The intensity of the process made Parnas and his team think there must be a simpler solution. They began experimenting with many different types of filters and compounds with little success, until they came across one that worked very well – a material called beta-cyclodextrin. They describe the work in a recently published article in Separation and Purification Technology, and have filed a patent application for the use of the material in the manufacture of biodiesel.

“Cyclodextrins have been around in the pharmaceutical and food industries for a while because dextran is a carbohydrate and is essentially non-toxic,” says Parnas. “It’s currently used in a variety of things, for example Febreze, the deodorant spray that contains cyclodextrins because cyclodextrins are excellent at absorbing odor-causing molecules. In the drug industry, cyclodextrins are good at stabilizing water-insoluble molecules so they can be placed in a pill and go through a water-rich environment like our own body, enter the bloodstream, and then get to target areas. We started to wonder if cyclodextrins could absorb the molecules we are interested in. It was a shot in the dark and we were lucky because it worked very well.”

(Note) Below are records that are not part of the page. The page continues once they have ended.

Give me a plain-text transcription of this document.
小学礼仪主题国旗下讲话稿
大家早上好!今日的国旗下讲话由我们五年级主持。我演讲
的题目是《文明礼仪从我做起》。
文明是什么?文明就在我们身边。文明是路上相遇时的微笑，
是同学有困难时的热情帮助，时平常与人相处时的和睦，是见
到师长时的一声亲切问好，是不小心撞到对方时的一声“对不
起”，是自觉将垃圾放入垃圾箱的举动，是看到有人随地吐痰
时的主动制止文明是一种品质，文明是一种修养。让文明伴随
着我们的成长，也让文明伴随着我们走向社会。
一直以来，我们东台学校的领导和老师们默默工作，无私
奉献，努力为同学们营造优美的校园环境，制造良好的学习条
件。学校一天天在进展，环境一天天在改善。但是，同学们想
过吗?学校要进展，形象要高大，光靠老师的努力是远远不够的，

After studying the kinetics of the reaction, the team designed a prototype process that will be implemented in future facilities as a version 2.0 of sorts, says Parnas, and is earmarked for their next project, either here in Connecticut or, after some time, in Washington state additional ones development work.

Raring and ready to go

The Danbury facility is relatively small, treating approximately 10 million gallons of water per day, and the FOG recovery plant will produce approximately 300,000 gallons of biodiesel per year. In hopes of expansion, they conducted a survey of all of Connecticut’s waste treatment facilities, Parnas said, and created a plan with three main centers, one in Hartford, one in New Haven, and another location in Connecticut, where it would be possible to have about 10 million Gallons of biodiesel per year right here in Connecticut with what is currently considered waste.

“It seems like a lot, but it’s not a big percentage of the total fuel consumption that we use,” says Parnas. “Most importantly, we’re eliminating a very nasty waste disposal problem we face around the world, and through the cleanup effort, we could account for about 2 to 3 percent of the diesel fuel we use in the United States. We can help turn the problem into a revenue stream to support cleanup efforts and have a small impact on the renewable energy landscape.”

This is a great example of the possibilities within a circular economy, where things are not washed away or ‘thrown away’, but where we find new uses for waste. Parnas points out that this is how things work in nature where resources are easily recycled. Fortunately, this technology for circularizing FOG is there, it can be widely deployed within a few years if the interest and support is there, says Parnas,

“The technology is immediately ready for use.”